UK – Auto-escalation of pension contributions and a regulatory regime that encourages and enables risk-sharing are high on the agenda for the Department for Work & Pensions (DWP), according to UK pensions minister Steve Webb.
The Liberal Democrat minister, whose party is the junior partner in a coalition government, also told delegates at yesterday's Pensions Intelligence seminar hosted by Aberdeen Asset Management that he was trying to build "long-term consensus" across political parties on pension reform.
Discussing the recent launch of auto-enrolment for the country's largest employers, he said: "Our focus is on membership at the moment, but we are already starting to look at auto-escalation techniques."
He suggested that while many employees may be reluctant to pay more than the minimum contribution into a pension at time of enrolment, there was the possibility of individual agreements that would see part of future pay rises being earmarked for pension savings.
"People are far more willing to commute future increases – the increase is less than it would have been – than they are to take money out of their pay packet now," he noted.
Webb also once again highlighted his wish to see a greater level of risk-sharing between employees and employers and said the government's role was to create regulation that enabled and encouraged such a possibility, rather than come down on such concepts "like a ton of bricks".
"At the moment, if you as a firm want to offer a pension with a promise – a link to the salary that people used to earn, average salary or whatever it is – it is illegal to offer a pension with a promise, unless it is an index-linked promise," he said. "Why?"
He added: "In a world where we have abolished contracting out, so anything a firm provides is additional to what the state does rather than instead of it, why should we ban firms from offering pensions related to salary, with no guarantee of inflation protection? Why is that such an evil thing to do?"
He said the DWP's forthcoming consultation on re-invigorating the pensions market would look at a number of options, and that these would include models where "we pool risk and offer that as part of the package".

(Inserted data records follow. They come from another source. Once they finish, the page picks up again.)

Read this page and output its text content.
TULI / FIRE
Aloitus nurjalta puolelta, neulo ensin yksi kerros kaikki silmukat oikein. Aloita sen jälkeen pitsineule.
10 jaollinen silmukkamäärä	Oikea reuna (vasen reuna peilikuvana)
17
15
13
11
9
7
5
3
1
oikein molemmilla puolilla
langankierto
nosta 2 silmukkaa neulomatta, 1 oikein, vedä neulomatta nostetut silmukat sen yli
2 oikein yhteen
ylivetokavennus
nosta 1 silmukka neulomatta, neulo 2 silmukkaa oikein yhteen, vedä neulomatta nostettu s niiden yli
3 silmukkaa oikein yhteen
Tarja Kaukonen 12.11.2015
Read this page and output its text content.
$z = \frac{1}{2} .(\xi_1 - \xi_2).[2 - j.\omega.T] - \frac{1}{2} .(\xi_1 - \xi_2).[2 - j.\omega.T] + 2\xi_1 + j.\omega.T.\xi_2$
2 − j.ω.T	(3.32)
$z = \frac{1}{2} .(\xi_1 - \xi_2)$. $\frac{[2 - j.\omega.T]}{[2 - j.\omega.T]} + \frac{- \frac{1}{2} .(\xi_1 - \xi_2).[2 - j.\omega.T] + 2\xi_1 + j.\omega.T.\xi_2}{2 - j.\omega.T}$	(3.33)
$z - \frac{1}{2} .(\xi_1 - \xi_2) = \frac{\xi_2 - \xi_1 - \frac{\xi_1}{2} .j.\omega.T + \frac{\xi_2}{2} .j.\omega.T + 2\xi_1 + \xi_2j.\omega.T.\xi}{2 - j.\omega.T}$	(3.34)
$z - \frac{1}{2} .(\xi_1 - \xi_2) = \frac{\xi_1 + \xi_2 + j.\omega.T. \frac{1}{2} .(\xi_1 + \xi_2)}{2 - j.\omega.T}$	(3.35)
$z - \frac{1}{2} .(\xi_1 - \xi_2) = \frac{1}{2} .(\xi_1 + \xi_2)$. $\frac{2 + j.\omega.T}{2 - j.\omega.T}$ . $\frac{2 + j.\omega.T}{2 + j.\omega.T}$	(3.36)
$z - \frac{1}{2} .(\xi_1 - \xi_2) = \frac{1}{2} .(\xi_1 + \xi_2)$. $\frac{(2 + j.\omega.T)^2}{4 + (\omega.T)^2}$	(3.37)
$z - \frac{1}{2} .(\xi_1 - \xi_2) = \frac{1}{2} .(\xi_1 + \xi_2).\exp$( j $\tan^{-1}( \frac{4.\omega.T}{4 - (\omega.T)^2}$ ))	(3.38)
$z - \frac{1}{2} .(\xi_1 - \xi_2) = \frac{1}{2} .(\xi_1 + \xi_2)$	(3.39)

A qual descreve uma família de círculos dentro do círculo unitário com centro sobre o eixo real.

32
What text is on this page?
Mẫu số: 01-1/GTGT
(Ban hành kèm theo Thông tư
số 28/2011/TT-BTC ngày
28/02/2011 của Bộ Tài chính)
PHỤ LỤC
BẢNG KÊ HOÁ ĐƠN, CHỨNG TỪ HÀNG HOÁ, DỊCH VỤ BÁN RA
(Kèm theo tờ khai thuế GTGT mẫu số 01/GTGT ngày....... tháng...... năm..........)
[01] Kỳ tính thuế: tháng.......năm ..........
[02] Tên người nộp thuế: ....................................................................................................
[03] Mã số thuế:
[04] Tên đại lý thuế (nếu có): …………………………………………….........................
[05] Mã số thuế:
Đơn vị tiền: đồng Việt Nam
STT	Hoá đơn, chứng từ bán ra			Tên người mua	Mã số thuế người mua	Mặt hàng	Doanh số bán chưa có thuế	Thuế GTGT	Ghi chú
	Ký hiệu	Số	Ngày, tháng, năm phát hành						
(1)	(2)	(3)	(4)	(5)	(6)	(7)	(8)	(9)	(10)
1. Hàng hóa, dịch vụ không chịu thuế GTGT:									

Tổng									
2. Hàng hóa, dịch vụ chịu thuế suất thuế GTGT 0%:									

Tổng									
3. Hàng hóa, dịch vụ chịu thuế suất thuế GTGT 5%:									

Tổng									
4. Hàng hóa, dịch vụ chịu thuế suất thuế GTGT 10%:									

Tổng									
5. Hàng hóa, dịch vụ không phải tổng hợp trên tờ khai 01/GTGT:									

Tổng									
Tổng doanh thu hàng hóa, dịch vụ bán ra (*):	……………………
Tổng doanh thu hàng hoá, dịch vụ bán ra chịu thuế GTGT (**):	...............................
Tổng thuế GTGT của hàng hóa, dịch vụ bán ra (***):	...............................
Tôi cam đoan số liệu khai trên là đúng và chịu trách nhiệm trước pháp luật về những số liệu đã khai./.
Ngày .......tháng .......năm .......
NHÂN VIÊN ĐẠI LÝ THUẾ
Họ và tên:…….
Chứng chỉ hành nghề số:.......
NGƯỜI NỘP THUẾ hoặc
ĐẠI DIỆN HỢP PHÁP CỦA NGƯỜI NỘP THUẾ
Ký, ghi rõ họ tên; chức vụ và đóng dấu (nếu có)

Webb previously indicated that the consultation paper would include proposals for a defined benefit fund that would be converted into a defined contribution (DC) pot beyond employment, as well as the possibility of a levy on DC funds that could be used to smooth investment returns.
The minister also repeatedly referenced the importance of cross-party agreement to pension reform, mentioning the Turner consensus that resulted in the eventual launch of the National Employment Savings Trust and introduction of auto-enrolment.
In a white paper published by Aberdeen to accompany the conference – '250 expert voices: the future of UK Pensions' – respondents argued in favour of such long-term thinking.
"The respondents in this research are clear on their need for a longer-term perspective to be taken by successive governments, perhaps in the form of a cross-party agreement on pensions."
"Above all," the paper added, "[respondents] want a period of stability to allow current schemes and initiatives time to work through with no additional changes."
Webb argued that most of what he had discussed over the course of his speech would not be out of place within a future government, or even as part of a different party's pension policy.
"What we are trying to do is build a long-term consensus of just the sort that you seek," he said.
He noted that while some might be unsure about implementing his risk-sharing proposals if regulation were only to be changed once again by a successor, he would protect against such changes with a "firewall".
"What we are looking at is whether there can be some kind of regulatory brake or firewall," he said, explaining that, in case of significant regulatory amendments, employers would be "off the hook" and insulated against such change.